By mid-2012, particularly in northern Syria, regime forces had withdrawn or been forced out of many areas by rebel armed groups. LCCs and newly formed local civil society organisations (CSOs) filled the void left by defunct regime structures, transforming their resistance function into local government responsibilities by establishing ad hoc administrative structures whenever they could – resuming some state services, but also providing leadership in communities threatened by disintegration.
This rapid self-organisation and self-rule proved that, contrary to Assad’s assertions, the regime itself had caused the chaos, not the people. Local councils, often aided by CSOs such as the Union of Free Students (established in September 2011) and the Kurdish Youth Movement (established in 2005), were able to deliver essential services in the most difficult conditions.

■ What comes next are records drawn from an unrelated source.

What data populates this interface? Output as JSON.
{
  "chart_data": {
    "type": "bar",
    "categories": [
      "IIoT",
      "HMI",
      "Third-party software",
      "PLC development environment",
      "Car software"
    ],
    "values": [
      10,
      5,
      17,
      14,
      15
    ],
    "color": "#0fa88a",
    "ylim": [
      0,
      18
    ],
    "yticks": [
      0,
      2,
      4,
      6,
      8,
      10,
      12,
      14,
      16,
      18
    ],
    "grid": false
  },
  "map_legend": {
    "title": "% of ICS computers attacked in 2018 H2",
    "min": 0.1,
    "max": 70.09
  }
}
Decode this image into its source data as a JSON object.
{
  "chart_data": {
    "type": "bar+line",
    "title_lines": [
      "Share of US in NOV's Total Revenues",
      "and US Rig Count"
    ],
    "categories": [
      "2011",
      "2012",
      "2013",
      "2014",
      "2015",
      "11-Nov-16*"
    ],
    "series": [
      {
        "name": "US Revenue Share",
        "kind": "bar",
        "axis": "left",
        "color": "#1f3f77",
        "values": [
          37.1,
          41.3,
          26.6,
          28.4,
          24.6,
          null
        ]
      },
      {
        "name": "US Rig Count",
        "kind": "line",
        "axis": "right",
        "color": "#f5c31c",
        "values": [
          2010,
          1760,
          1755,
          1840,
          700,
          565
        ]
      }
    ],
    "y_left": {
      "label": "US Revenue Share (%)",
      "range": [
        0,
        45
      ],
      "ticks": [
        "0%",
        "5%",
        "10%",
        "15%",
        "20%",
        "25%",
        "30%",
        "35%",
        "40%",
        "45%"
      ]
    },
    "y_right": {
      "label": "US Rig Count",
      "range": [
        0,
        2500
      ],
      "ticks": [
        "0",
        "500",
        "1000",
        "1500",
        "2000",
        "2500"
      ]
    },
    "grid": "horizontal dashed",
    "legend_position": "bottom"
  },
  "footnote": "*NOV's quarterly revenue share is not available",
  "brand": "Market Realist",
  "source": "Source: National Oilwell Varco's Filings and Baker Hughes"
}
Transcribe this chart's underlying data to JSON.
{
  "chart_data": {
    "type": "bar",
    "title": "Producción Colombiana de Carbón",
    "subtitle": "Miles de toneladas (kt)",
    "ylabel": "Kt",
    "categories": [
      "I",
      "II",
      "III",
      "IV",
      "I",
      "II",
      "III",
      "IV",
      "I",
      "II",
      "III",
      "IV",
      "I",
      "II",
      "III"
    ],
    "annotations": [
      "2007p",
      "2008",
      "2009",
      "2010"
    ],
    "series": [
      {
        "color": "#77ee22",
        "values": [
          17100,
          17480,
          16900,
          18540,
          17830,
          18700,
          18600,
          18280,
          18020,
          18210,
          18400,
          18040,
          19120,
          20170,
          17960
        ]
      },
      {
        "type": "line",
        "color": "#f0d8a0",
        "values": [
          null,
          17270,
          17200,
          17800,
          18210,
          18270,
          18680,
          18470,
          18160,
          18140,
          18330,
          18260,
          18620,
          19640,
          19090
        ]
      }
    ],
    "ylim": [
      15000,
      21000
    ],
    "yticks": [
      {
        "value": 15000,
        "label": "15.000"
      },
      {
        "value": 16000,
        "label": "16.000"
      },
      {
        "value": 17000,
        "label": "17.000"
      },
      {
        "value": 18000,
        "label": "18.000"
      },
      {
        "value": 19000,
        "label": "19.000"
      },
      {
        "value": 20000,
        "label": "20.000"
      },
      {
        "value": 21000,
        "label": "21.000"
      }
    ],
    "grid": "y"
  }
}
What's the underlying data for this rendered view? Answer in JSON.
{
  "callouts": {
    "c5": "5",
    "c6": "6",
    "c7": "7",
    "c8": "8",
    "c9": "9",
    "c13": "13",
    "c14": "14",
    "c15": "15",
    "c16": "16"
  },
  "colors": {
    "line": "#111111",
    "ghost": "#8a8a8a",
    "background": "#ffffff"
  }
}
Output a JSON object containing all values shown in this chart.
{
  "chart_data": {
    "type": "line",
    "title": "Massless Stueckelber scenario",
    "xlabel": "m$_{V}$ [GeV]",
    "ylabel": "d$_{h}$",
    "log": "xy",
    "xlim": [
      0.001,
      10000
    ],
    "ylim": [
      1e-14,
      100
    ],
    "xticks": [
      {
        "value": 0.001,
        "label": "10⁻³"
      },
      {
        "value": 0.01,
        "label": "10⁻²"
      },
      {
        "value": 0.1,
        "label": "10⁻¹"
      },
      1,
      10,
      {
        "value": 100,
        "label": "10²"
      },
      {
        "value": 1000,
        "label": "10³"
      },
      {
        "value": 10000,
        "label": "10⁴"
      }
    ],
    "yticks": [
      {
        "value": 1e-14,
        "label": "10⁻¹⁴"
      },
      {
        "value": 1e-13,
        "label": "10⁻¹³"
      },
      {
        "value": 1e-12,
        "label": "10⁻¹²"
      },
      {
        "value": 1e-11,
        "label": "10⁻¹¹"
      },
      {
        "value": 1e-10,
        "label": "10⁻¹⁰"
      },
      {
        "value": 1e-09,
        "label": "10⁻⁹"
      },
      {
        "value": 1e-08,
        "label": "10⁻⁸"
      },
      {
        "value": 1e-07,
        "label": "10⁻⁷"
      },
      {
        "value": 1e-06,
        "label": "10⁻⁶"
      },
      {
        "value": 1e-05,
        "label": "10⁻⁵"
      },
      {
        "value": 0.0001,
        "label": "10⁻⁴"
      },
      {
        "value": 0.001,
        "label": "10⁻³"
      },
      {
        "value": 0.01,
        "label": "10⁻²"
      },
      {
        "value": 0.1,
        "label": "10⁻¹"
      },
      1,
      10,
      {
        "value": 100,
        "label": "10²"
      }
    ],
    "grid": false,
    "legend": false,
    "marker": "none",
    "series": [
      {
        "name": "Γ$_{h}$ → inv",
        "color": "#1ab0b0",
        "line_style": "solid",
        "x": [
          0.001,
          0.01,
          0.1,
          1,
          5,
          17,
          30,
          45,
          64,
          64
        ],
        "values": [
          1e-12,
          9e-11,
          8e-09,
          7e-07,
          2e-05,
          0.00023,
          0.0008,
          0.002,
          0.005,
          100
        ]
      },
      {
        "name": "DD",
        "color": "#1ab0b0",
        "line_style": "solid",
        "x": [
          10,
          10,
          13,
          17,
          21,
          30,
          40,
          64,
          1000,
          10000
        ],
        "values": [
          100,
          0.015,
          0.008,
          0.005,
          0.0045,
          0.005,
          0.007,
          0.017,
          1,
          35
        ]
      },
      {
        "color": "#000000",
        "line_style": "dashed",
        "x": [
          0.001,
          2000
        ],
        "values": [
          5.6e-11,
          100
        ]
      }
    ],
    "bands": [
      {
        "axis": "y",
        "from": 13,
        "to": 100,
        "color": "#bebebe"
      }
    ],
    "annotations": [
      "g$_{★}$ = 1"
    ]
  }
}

In the province of Aleppo they have reopened schools, run health-care services, offered legal services, and treated victims of rape and traumatised children in both government and non-government controlled areas. In the city of Raqqa many activists and youth-led CSOs have been striving to maintain normal life despite the heavy presence of Islamist jihadi groups and a scarcity of resources, for example by opening youth recreation centres and organising cultural events, such as art and traditional craft exhibitions and plays mocking the Assad regime.
CSOs and activists are also working on numerous peacebuilding initiatives among communities and sects. These call on people not to deviate from the original goals of the revolution and condemn the actions of warlords in multi-sectarian regions such as the province of Homs. They try to protect minorities such as Christians in the Euphrates valley or Alawites in Aleppo. For example, the Nabd (Pulse) Coalition for Syrian Civil Youth, a cross-sectarian movement with branches in several cities set up by young activists in mid-2011, addressed the increasing influence of jihadi fighters through activities promoting sectarian unity.
Women’s CSOs have also organised peacebuilding activities between opposition and regime supporters, bringing together female regime loyalists and opposition supporters in activities aimed at highlighting the commonalities between them. Still, such initiatives remain scattered and sporadic. They lack moral support from political leaders and material support from the international community, as international NGOs’ engagement in Syria is tightly restricted by the regime. Civil leaders pay a high price (imprisonment or even death) and many have to emigrate, leaving society adrift.